Was this actually real? Or was it a story so good to be true that people simply wouldn’t believe it?
When the Los Angeles Angels took the field against the Seattle Mariners on Friday, all eyes were on the fact each player wore jersey No. 45 in honor of deceased teammate Tyler Skaggs.
After the final out was recorded, even more eyes were on the jerseys as they were scattered all across the pitcher’s mound following what was more than just a rare feat on the baseball diamond.
It turned out to be a tribute that seemed so unbelievable in its coincidental numbers, a Hollywood producer might have thought it was too much of a fairy tale even for the big screen.
But the tears poured out and the slacked jaws on everyone who was a part of it and witnessed it said all that needed to be said: This was very much real, and it was incredible.

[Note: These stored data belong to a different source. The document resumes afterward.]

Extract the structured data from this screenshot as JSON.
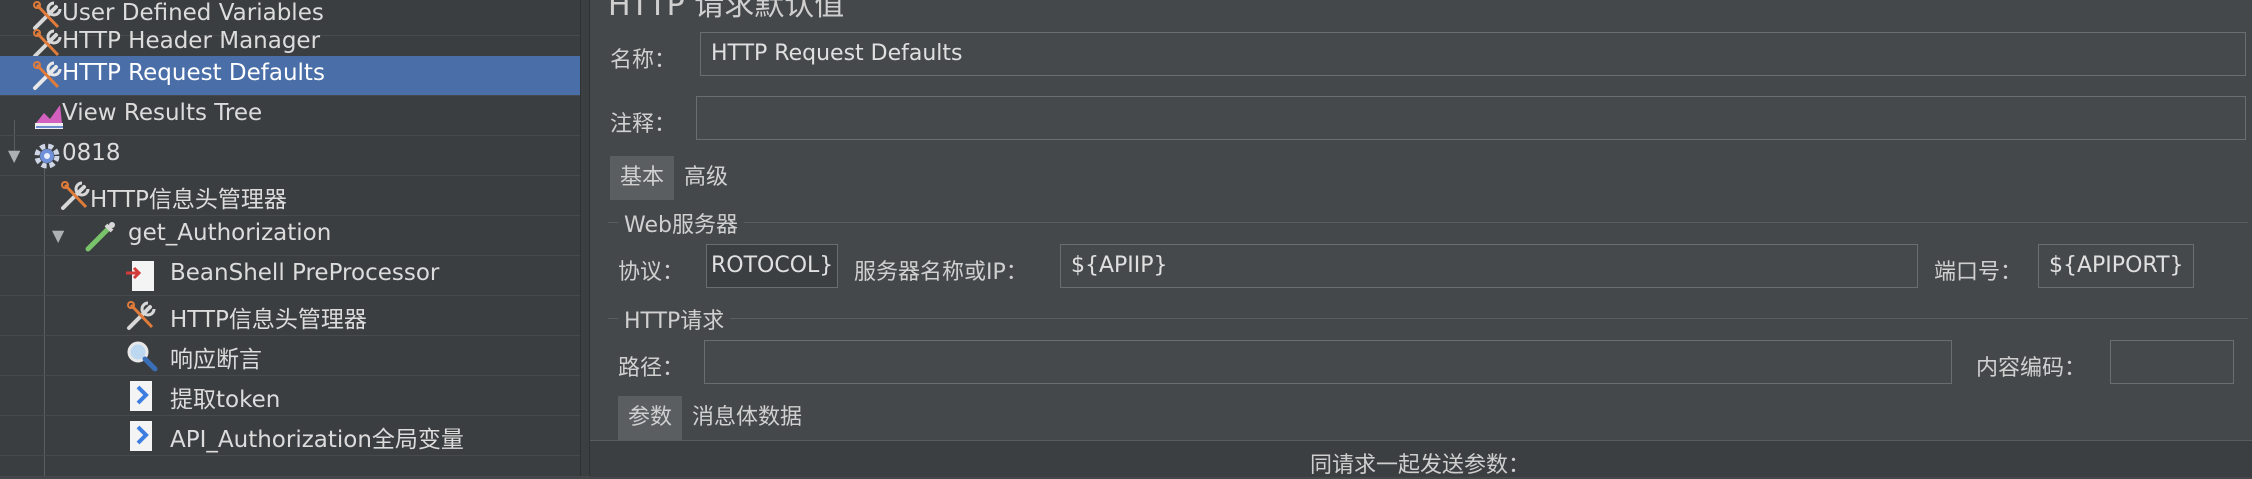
{
  "tree": {
    "items": [
      {
        "label": "User Defined Variables",
        "icon": "wrench-scissors-icon"
      },
      {
        "label": "HTTP Header Manager",
        "icon": "wrench-scissors-icon"
      },
      {
        "label": "HTTP Request Defaults",
        "icon": "wrench-scissors-icon",
        "selected": true
      },
      {
        "label": "View Results Tree",
        "icon": "chart-icon"
      },
      {
        "label": "0818",
        "icon": "gear-icon"
      },
      {
        "label": "HTTP信息头管理器",
        "icon": "wrench-scissors-icon"
      },
      {
        "label": "get_Authorization",
        "icon": "pipette-icon"
      },
      {
        "label": "BeanShell PreProcessor",
        "icon": "preprocessor-icon"
      },
      {
        "label": "HTTP信息头管理器",
        "icon": "wrench-scissors-icon"
      },
      {
        "label": "响应断言",
        "icon": "magnifier-icon"
      },
      {
        "label": "提取token",
        "icon": "extractor-icon"
      },
      {
        "label": "API_Authorization全局变量",
        "icon": "extractor-icon"
      }
    ]
  },
  "panel": {
    "title": "HTTP 请求默认值",
    "name_label": "名称：",
    "name_value": "HTTP Request Defaults",
    "comment_label": "注释：",
    "comment_value": "",
    "tabs": [
      {
        "label": "基本",
        "active": true
      },
      {
        "label": "高级",
        "active": false
      }
    ],
    "web_server": {
      "section_title": "Web服务器",
      "protocol_label": "协议：",
      "protocol_value": "ROTOCOL}",
      "server_label": "服务器名称或IP：",
      "server_value": "${APIIP}",
      "port_label": "端口号：",
      "port_value": "${APIPORT}"
    },
    "http_request": {
      "section_title": "HTTP请求",
      "path_label": "路径：",
      "path_value": "",
      "encoding_label": "内容编码：",
      "encoding_value": ""
    },
    "sub_tabs": [
      {
        "label": "参数",
        "active": true
      },
      {
        "label": "消息体数据",
        "active": false
      }
    ],
    "params_caption": "同请求一起发送参数："
  },
  "colors": {
    "selection": "#4a6fa8",
    "background": "#45484a",
    "tree_background": "#3b3e40"
  }
}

“I’m speechless,” Angels star outfielder Mike Trout said to espn.com after the game.
On July 1, the Angels were set to play a game at the home stadium of the Texas Rangers but never ended up making it to the stadium.
That afternoon, Skaggs, a left-handed pitcher for the Angels, was found dead in his hotel room.
He was 27, just 12 days short of his 28th birthday, and the game that night was postponed.
That has led to many unanswered questions since, with the most notable one being the cause of death.
It still hasn’t been determined, and autopsy results won’t be available until October.
Even though police have stated no foul play was discovered and no evidence of suicide was found, that hasn’t stopped people from speculating what really caused Skaggs to pass away so suddenly.
Regardless, the Angels have spent the days since July 1 trying to deal with the grief, shock and unanswered questions regarding their fallen teammate, and returned to play their first game at home in Anaheim on Friday since the tragedy took place.
Taking the field with each player wearing No. 45 in honor of Skaggs, even the Angels couldn’t have imagined what was about to unfold.
At Angel Stadium, fans built a memorial to Skaggs near the main gate, featuring letters, memorabilia and candles.
An image of Skaggs was planted on the wall in center field and also painted behind the pitcher’s mound.
His No. 45 was inscribed on the mound for everyone to see as well.
Teammates consoled Skaggs’ wife, Carli, as her stepson, Garret Hetman, wore Skaggs’ high school jersey.
Before the game, Skaggs’ mother, Debbie, threw the ceremonial first pitch of the game, which was a strike right down the middle.
Just when it appeared as if the emotion couldn’t get any higher and the tribute to Skaggs any better, it did by a long shot.
Starting pitcher Taylor Cole started it off by throwing two hitless innings before being pulled for reliever Felix Pena.
Despite the rare occurrence of coming on in relief of a starter who didn’t allow a hit or run in the first two innings, Pena took it from there and found himself on the mound in the top of the ninth having not allowed a hit himself in six innings of work.
Pena then made it seven hitless innings, including a flyout and two groundouts to end the game and give the Angels a combined no-hitter, the 11th no-hitter in team history.
This was done while wearing the jersey number of Skaggs, although the symbolism didn’t end there.
By the angelic numbers
Skaggs’ 28th birthday would have been Saturday, and guess how many outs the Angels recorded since the only Seattle baserunner came courtesy of a walk? Yep, 28.
The Angels scored seven runs in the first inning and 13 for the game, and July 13, or 7-13, was Skaggs’ birthday.
The last time there was a combined no-hitter in the state of California was July 13, 1991, the day Skaggs was born.
“You feel like it’s partly Skaggsy’s no-hitter,” Angels manager Brad Ausmus said on ESPN.
Speaking in Spanish during an on-field interview, Pena said on ESPN that “I feel like we have an angel looking down on us.”
During the on-field celebration, each player scattered his No. 45 jerseys on the mound, with Skaggs' picture lying on top of one of those jerseys on the rubber.
And yes, none of this was a scripted movie.
It was all real and visible for the world to see.
“After the game, you run out to the field, everybody’s celebrating,” said Angels pitcher Andrew Heaney, Skaggs’ best friend on the team. “I don’t know about everybody else, but I had tears in my eyes.”
Don’t worry, Andrew. It’s safe to say everyone else did too.